« Le jazz tisse sa toile... »
Vous êtes ici : Accueil » Archives » AU BAR LES DISQUAIRES : Pierre Perchaud Quartet

AU BAR LES DISQUAIRES : Pierre Perchaud Quartet

Jazzing et clubbing dans un même bateau.

D 8 juin 2008     H 07:00     A Alain Gauthier    


Un quartier en mouvement : nouvelles boutiques, terrasses pour flâner, cours et rues voisines à visiter et revisiter ( rue Keller, passage Thieré, cour Saint-Joseph, etc.. ), bref : idéal pour sortir muni seulement de ses 2 pieds et de ses cinq sens et quitter ses prothèses modernes handicapantes technophilement correctes : GSM, GPS, SMS, APN.....

Ce soir, c’est le quartet de Pierre Perchaud qui s’y colle. Lui à la guitare, Nicolas Moreau à la contrebasse, Antoine Paganoti à la batterie et en sideman de luxe, au piano : Pierre de Bethmann himself.

Pierre Perchaud (guitare), ici avec Emile Parisien (sax)... -  voir en grand cette image
Pierre Perchaud (guitare), ici avec Emile Parisien (sax)...
... A Caen en décembre 2007 - © Culturejazz

La déco de la salle a été refaite : c’est chaud, c’est beau !!
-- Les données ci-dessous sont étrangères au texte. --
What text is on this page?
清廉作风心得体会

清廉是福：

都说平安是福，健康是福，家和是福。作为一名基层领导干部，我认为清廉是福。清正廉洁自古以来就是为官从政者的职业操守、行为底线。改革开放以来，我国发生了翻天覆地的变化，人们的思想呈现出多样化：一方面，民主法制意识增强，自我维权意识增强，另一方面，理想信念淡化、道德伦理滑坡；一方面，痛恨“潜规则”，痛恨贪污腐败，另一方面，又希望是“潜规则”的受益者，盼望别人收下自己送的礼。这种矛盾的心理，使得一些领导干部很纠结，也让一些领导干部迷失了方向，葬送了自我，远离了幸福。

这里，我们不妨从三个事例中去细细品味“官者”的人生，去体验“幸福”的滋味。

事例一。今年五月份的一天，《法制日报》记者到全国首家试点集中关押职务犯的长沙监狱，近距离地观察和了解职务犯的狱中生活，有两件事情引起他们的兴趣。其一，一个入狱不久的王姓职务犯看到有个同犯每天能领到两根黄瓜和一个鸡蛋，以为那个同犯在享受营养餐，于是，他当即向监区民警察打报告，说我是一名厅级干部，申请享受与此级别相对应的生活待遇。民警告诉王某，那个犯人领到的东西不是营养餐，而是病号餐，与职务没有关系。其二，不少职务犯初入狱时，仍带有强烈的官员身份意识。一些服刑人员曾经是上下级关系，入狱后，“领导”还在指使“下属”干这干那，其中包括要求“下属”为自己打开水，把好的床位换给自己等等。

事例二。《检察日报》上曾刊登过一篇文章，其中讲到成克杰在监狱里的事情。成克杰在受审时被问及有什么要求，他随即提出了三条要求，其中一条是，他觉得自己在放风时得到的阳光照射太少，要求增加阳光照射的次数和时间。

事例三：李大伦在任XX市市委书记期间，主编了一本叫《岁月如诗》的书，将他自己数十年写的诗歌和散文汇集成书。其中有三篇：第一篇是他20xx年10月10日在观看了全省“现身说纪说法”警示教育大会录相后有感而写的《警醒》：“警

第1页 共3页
Inutile de venir avec tous les collègues du séminaire d’entreprise, c’est trop petit. Et cette musique-là ne prépare pas les cerveaux à des invasions publicitaires ou managériales.
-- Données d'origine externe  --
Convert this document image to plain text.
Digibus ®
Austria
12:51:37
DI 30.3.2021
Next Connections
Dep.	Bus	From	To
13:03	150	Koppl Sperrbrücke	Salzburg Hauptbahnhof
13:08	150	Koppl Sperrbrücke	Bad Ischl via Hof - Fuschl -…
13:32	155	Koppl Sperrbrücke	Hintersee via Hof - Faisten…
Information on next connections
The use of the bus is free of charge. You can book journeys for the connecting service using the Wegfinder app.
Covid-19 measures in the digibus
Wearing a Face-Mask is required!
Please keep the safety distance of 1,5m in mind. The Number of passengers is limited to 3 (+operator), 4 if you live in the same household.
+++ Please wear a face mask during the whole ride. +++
Quel plaisir d’avoir les musiciens presque sur nos genoux et de voir-entendre la musique s’inventer là, devant nous, en direct.
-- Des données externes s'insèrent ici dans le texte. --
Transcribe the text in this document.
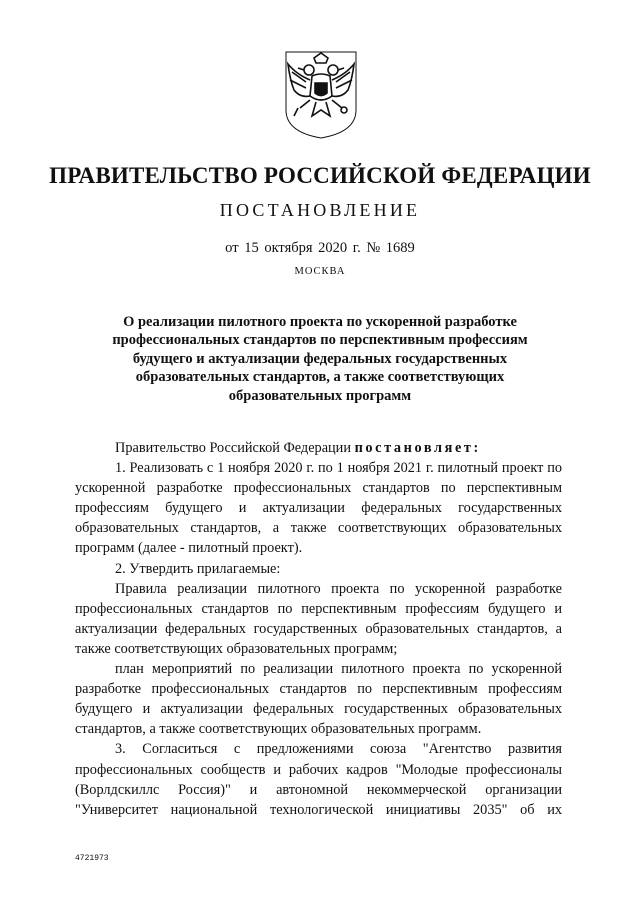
ПРАВИТЕЛЬСТВО РОССИЙСКОЙ ФЕДЕРАЦИИ
ПОСТАНОВЛЕНИЕ
от 15 октября 2020 г. № 1689
МОСКВА
О реализации пилотного проекта по ускоренной разработке профессиональных стандартов по перспективным профессиям будущего и актуализации федеральных государственных образовательных стандартов, а также соответствующих образовательных программ

Правительство Российской Федерации постановляет:

1. Реализовать с 1 ноября 2020 г. по 1 ноября 2021 г. пилотный проект по ускоренной разработке профессиональных стандартов по перспективным профессиям будущего и актуализации федеральных государственных образовательных стандартов, а также соответствующих образовательных программ (далее - пилотный проект).

2. Утвердить прилагаемые:

Правила реализации пилотного проекта по ускоренной разработке профессиональных стандартов по перспективным профессиям будущего и актуализации федеральных государственных образовательных стандартов, а также соответствующих образовательных программ;

план мероприятий по реализации пилотного проекта по ускоренной разработке профессиональных стандартов по перспективным профессиям будущего и актуализации федеральных государственных образовательных стандартов, а также соответствующих образовательных программ.

3. Согласиться с предложениями союза "Агентство развития профессиональных сообществ и рабочих кадров "Молодые профессионалы (Ворлдскиллс Россия)" и автономной некоммерческой организации "Университет национальной технологической инициативы 2035" об их

4721973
Le regard du pianiste qui cherche celui du guitariste, clos sur lui-même et son chant intérieur ; le même pianiste qui guette ses trois collègues pour savoir quand s’arrête la dernière boucle, le hochement de tête du leader qui ramène tout le monde au thème, ... et les quelques aléas indissociables de ce contexte qui se retrouvent intégrés comme la tache imprévue du peintre qui se retrouve partie prenante de son œuvre.

Les Disquaires... -  voir en grand cette image
Les Disquaires...
Jazz live à Paris !

Rien de free ce soir : ni déchirements de guitare à la Marc Ducret ni de fracas de piano façon Jacques Demière.

Les 2 sets passent vite, trop vite, même s’il convient de laisser dormir Karim, qui, dans sa chambre au-dessus du bar, ne jouit pas d’une insonorisation parfaite.

Il y a eu la mythologie des informaticiens œuvrant dans leur garage, il y a ici « une scène née du giron des artistes, un lieu d’expérimentation, de recherche, de liberté » comme le signale le site du Laboratoire de la Création.

Et c’est tous les soirs de la semaine !!!